Moving to its adjusted EBITDA, Tilray has posted a positive adjusted EBITDA for the 10th consecutive quarter. Its adjusted EBITDA increased by 58% from the previous year’s quarter to US$12.7 million. Meanwhile, the company’s SG&A expenses increased due to the costs associated with its recent acquisitions. Its net losses also increased from US$21.74 million to US$34.6 million. However, its cash burn improved from US$70.1 million to US$61.2 million. Meanwhile, with its liquidity standing at US$376 million as of August 31, Tilray is well equipped to fund its growth initiative. Let’s look at its growth prospects.
Tilray’s growth prospects
Tilray’s management hopes to reach US$4 billion in revenue by 2024, which includes expanding its market share in the Canadian recreational cannabis space to 30%. Meanwhile, the company plans to launch new innovative cannabis 2.0 products across concentrates, edibles, drinks, and medical, and wellness categories and boost its distribution across the country to drive its sales.

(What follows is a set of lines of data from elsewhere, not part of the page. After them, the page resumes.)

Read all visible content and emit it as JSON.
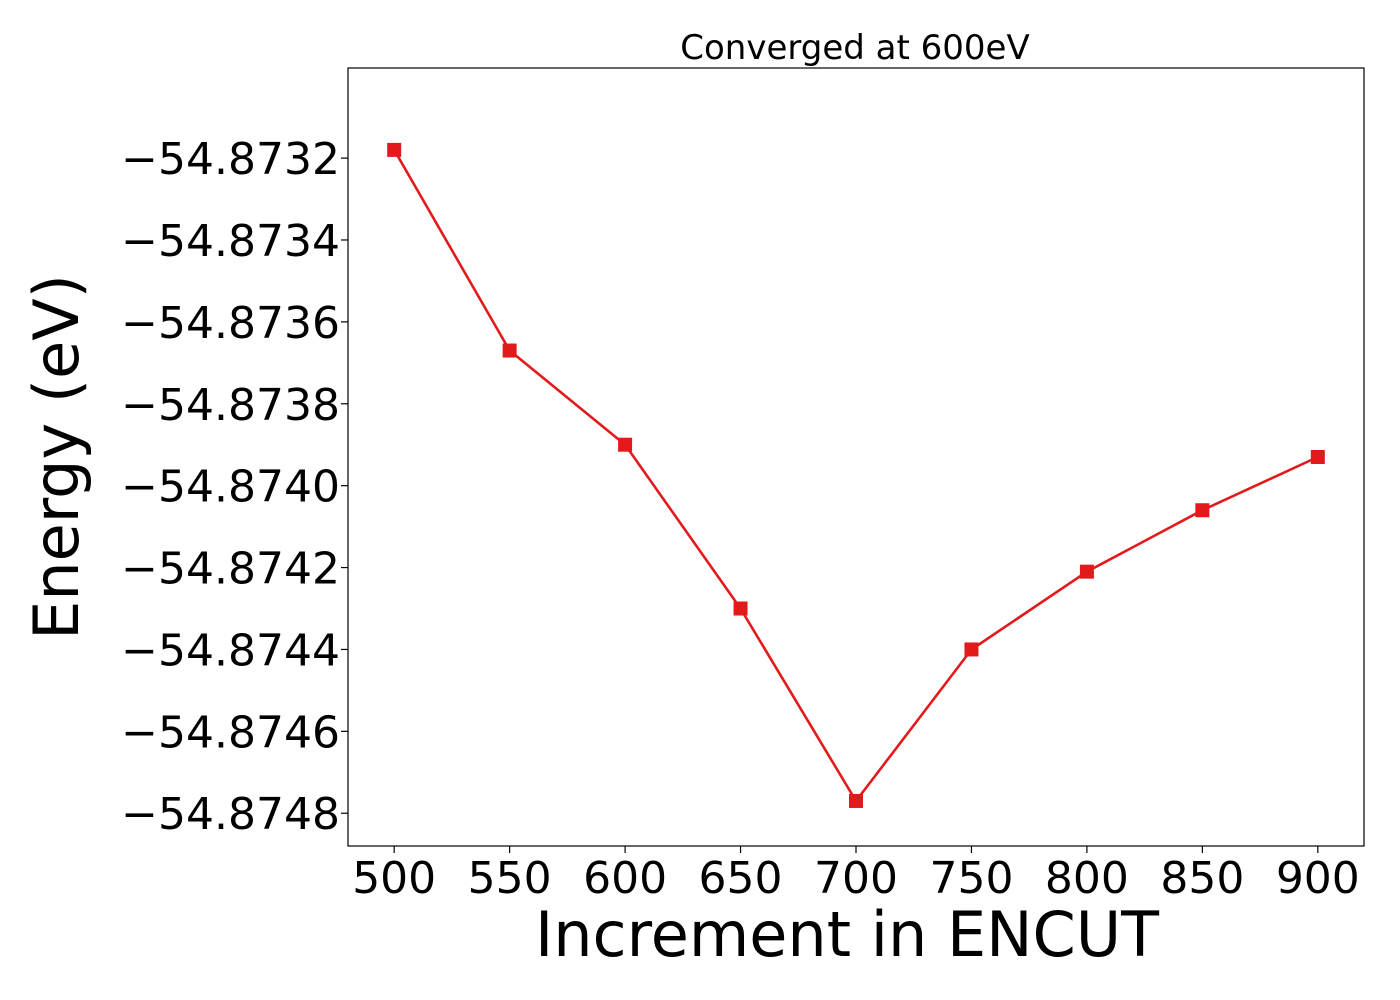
{
  "chart_data": {
    "type": "line",
    "title": "Converged at 600eV",
    "xlabel": "Increment in ENCUT",
    "ylabel": "Energy (eV)",
    "x": [
      500,
      550,
      600,
      650,
      700,
      750,
      800,
      850,
      900
    ],
    "y": [
      -54.87318,
      -54.87367,
      -54.8739,
      -54.8743,
      -54.87477,
      -54.8744,
      -54.87421,
      -54.87406,
      -54.87393
    ],
    "xticks": [
      500,
      550,
      600,
      650,
      700,
      750,
      800,
      850,
      900
    ],
    "xtick_labels": [
      "500",
      "550",
      "600",
      "650",
      "700",
      "750",
      "800",
      "850",
      "900"
    ],
    "yticks": [
      -54.8732,
      -54.8734,
      -54.8736,
      -54.8738,
      -54.874,
      -54.8742,
      -54.8744,
      -54.8746,
      -54.8748
    ],
    "ytick_labels": [
      "−54.8732",
      "−54.8734",
      "−54.8736",
      "−54.8738",
      "−54.8740",
      "−54.8742",
      "−54.8744",
      "−54.8746",
      "−54.8748"
    ],
    "xlim": [
      480,
      920
    ],
    "ylim": [
      -54.87488,
      -54.87298
    ],
    "marker": "square",
    "line_color": "#e31a1c",
    "marker_color": "#e31a1c",
    "grid": false,
    "legend": null
  }
}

In the international market, Tilray’s management estimates the E.U. alone offers US$1 billion of business. So, given its E.U. GMP-certified production facilities in Portugal and Germany and a solid distribution network in Germany, the company could strengthen its position in the market. Meanwhile, in the United States, the company has a significant presence with its two strategic pillars: SweetWater and Manitoba Harvest. The company has also acquired warrants of MedMen, which will allow it to acquire a significant stake in MedMen as soon as the U.S. federal government legalizes cannabis.
So, Tilray is well equipped to benefit from the expanding cannabis market amid the opening of new cannabis stores in Canada, increased legalization, and rising usage of cannabis for various medical purposes. Further, the cost synergies between Tilray and Aphria could deliver US$80 million in savings, thus aiding the company to move towards profitability.
Bottom line
Given the weakness in the cannabis space, I expect Tilray to be volatile in the near term. However, long-term investors can accumulate the stock to earn superior returns, given its healthy growth prospects. Meanwhile, out of 18 analysts following the company, 14 have issued a “hold” rating. Notably, analysts’ consensus price target stands at $26.94, representing a 12-month return potential of 58.6%.